Inibaru.id – Selasa (20/11/2018) lalu masyarakat Desa Loram Kulon, Kecamatan Jati, Kabupaten Kudus menggelar tradisi Festival Ampyang Maulid. Tradisi ini diadakan setiap 12 Rabiul Awal untuk memperingati Maulid Nabi. Namun, ada yang unik dari tradisi ini yakni kehadiran nasi kepel khas Loram.
Nasi kepel memang lekat dengan tradisi Ampyang Maulid. Bisa dikatakan, nasi kepel adalah guest star tradisi tersebut karena nasi kepel inilah yang bakal diperebutkan pengunjung di pengujung acara.
Nasi kepel khas Loram Kulon dibungkus menggunakan daun jati dan iikat bersama lauk botok tahu. (Inibaru.id/ Ida Fitriyah)
Bila dimakan, nasi kepel sebenarnya nasi biasa. Hanya saja, penyajiannya berbeda yakni dibungkus daun dan berbentuk menyerupai bulatan. Nasi tersebut biasanya dibungkus dengan daun jati atau daun pisang.
Nasi itu dijuluki nasi kepel karena cara membuatnya dengan dikepel. Dalam bahasa Jawa, kepel berarti meremas sesuatu dan membentuknya seperti bola.
Nasi kepel nggak disajikan sendirian. Masyarakat Loram Kulon bisanya menyajikannya dengan botok tahu yang juga dibungkus dedaunan.
Salah seorang warga Loram Kulon Noor Rosidah mengatakan, isi botok tahu itu berbeda-beda sesuai dengan selera dan kemampuan si pembuat.

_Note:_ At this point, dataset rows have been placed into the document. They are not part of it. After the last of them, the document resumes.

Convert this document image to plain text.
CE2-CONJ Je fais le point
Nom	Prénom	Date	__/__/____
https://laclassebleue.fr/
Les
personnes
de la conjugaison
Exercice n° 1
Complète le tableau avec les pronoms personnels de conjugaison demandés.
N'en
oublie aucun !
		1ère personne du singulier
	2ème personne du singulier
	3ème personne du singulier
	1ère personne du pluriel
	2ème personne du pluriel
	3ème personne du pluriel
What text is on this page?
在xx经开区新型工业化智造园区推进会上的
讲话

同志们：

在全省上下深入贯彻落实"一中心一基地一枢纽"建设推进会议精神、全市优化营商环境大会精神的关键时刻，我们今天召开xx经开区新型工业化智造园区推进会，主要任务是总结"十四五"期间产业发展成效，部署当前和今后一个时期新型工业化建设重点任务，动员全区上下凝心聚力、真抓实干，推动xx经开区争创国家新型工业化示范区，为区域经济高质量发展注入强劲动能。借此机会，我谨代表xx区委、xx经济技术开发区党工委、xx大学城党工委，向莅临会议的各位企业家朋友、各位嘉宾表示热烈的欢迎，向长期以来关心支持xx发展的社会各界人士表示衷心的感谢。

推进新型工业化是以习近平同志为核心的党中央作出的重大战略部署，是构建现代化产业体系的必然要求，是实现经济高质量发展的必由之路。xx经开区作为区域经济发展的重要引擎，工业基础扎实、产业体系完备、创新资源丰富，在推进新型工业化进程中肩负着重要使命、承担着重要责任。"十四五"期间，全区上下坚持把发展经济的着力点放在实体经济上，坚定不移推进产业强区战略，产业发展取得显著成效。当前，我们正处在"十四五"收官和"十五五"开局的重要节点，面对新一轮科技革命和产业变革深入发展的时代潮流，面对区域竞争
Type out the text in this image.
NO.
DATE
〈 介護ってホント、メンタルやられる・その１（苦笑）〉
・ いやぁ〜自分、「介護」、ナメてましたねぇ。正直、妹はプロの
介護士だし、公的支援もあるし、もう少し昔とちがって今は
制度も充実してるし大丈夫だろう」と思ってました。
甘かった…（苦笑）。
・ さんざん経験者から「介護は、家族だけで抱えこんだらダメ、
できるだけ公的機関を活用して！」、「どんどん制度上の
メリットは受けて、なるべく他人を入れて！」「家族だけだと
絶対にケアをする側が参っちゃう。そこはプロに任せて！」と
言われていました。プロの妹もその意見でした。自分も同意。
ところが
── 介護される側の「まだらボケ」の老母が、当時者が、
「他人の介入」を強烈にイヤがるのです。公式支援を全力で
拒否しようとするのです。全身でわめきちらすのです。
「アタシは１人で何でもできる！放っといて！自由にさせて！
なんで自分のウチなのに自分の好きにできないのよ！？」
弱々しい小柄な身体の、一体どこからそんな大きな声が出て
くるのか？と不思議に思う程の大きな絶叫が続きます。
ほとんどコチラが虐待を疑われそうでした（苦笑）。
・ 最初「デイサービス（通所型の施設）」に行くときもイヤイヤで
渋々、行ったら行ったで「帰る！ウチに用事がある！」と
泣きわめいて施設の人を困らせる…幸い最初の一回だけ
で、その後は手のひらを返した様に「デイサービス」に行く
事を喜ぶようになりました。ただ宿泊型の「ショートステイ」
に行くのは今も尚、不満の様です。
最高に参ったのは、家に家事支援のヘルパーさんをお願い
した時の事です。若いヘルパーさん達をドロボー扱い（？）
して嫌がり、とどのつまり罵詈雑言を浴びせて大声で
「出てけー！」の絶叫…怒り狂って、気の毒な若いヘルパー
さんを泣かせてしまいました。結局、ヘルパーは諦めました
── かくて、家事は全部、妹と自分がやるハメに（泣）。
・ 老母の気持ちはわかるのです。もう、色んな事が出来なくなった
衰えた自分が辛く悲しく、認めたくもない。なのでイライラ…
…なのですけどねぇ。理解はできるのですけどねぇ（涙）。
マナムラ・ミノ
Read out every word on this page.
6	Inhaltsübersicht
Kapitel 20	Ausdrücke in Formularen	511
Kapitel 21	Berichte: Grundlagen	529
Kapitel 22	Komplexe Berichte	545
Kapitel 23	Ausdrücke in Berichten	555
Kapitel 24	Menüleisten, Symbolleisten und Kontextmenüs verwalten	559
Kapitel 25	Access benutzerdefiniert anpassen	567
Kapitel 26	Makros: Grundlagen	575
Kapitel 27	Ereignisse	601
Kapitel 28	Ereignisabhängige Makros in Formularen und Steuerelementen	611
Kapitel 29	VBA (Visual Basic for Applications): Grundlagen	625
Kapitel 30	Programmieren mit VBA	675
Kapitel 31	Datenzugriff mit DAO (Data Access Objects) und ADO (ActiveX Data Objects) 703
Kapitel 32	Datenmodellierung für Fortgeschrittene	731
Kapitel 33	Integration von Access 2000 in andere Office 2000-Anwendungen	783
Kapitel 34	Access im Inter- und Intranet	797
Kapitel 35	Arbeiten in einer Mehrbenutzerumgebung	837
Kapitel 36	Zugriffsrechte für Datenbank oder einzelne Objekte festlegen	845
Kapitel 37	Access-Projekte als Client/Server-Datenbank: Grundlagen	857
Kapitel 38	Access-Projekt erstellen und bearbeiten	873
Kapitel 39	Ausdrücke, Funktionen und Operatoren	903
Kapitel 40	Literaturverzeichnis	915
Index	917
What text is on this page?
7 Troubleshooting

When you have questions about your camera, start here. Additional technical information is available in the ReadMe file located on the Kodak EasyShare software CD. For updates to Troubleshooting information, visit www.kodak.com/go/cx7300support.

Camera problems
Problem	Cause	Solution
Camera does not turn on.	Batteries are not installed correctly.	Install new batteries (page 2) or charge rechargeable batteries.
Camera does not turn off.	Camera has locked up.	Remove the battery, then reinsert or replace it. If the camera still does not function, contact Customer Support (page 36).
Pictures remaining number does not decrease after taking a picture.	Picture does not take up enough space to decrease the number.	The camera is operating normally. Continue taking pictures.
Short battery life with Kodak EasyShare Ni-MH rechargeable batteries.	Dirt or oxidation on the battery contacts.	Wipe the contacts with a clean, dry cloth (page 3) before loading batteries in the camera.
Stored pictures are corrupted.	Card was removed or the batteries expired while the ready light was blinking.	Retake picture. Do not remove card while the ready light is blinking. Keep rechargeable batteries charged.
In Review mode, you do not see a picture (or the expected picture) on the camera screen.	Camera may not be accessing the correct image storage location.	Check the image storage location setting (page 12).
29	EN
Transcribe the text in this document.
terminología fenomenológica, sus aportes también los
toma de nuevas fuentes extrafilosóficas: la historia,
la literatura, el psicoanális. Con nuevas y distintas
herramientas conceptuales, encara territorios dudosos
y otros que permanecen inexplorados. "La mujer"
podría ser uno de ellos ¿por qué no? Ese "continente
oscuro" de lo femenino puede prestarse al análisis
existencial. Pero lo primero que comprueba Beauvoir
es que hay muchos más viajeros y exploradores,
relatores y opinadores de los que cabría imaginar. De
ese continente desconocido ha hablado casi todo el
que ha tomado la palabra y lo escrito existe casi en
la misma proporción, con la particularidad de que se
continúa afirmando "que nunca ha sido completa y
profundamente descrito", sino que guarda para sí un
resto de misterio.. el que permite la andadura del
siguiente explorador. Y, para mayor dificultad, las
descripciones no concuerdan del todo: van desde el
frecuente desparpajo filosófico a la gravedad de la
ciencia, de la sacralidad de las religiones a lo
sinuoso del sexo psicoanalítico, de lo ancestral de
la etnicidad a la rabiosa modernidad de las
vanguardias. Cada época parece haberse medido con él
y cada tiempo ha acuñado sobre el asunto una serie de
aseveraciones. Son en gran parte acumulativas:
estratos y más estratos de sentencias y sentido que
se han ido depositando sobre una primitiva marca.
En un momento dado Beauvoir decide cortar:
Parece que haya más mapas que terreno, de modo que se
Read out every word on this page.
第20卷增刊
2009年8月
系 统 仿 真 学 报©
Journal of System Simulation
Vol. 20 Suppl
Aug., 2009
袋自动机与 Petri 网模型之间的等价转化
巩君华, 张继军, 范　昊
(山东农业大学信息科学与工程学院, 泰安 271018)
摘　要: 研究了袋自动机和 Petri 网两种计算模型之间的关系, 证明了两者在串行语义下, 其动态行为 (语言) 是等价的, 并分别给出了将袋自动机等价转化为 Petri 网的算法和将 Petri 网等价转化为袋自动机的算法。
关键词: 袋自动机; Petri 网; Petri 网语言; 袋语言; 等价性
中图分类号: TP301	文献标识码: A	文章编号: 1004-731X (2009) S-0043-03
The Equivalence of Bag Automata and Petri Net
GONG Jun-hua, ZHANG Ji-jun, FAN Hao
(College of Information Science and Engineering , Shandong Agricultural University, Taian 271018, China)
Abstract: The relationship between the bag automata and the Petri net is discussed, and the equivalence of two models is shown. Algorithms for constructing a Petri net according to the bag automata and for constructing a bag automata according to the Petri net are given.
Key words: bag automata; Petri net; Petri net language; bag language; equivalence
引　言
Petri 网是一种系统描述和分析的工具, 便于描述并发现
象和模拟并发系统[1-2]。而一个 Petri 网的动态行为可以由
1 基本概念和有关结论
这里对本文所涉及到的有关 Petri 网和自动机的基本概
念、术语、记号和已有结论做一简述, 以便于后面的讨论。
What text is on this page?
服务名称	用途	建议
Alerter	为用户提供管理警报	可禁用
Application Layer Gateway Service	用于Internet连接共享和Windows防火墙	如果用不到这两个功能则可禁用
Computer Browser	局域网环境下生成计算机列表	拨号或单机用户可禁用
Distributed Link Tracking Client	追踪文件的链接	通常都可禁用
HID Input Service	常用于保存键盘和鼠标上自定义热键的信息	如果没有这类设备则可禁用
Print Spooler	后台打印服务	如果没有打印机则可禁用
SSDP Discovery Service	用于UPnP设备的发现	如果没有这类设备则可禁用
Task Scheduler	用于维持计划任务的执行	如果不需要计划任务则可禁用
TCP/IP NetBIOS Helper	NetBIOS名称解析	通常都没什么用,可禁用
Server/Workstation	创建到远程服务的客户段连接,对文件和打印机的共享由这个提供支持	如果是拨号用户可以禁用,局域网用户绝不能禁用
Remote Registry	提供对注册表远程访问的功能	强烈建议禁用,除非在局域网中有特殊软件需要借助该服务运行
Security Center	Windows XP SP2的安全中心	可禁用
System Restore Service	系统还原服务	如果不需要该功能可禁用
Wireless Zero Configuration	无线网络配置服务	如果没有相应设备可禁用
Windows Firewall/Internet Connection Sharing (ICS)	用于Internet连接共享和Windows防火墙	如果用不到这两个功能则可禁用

Botok tahu dicampur dengan bandeng yang dijadikan lauk pendamping nasi kepel. (Inibaru.id/ Ida Fitriyah)
“Biasanya botok tahu dicampur lauk. Macem-macem sih tapi biasanya botok tahu dicampur daging kerbau yang dipotong kotak-kotak,” ujar perempuan yang kerap disapa Rosi itu.
Saat tradisi Ampyang Maulid, warga Loram biasanya akan diminta menyediakan nasi ini. Setiap rumah akan membuat nasi kepel dan selanjutnya dikumpulkan di Masjid Wali At-taqwa Loram Kulon untuk disatukan dalam tandu Ampyang.
Dulu, nasi kepel ini hanya akan dibawa ke masjid dan didoakan. Setelah itu, nasi dibagikan kepada pengunjung masjid. Namun, sekarang nasi kepel itu dihias beraneka rupa dan diarak dari Lapangan Sepak Bola Loram Wetan ke Masjid Wali At-taqwa.
Pengunjung festival Ampyang Maulid antusias berebut nasi kepel. (Inibaru.id/ Ikhwan S)
“Pas aku kecil, nasi kepel dibawa anak-anak kecil dari musala tempat ngaji ke masjid. Terus nasinya didoain dan dimakan bareng sambil dibagikan pengunjung yang ada di masjid,” lanjut Rosi.
Nggak hanya saat Ampyang Maulid, nasi kepel juga biasa dijadikan bentuk syukur masyarakat Loram Kulon, Millens. Warga yang melakukan syukuran bakal membuat nasi kepel ini dan dibawa ke masjid untuk didoakan. Serupa dengan tradisi Ampyang, nasi kepel itu akan diberikan kepada pengunjung masjid.
“Kalau ada hajat, terus ada syukuran atau bancakan, mereka buat nasi kepel. Dibawa ke masjid. Didoakan di sana. Nanti nasi kepelnya dibagikan ke warga lagi, ke jamaah masjid,” ungkap perempuan berusia 23 tahun itu.
Dengan nasi kepel, warga Loram Kulon menunjukkan rasa syukur mereka. Kalau di tempatmu, ada tradisi makanan semacam ini nggak? (Ida Fitriyah/E05)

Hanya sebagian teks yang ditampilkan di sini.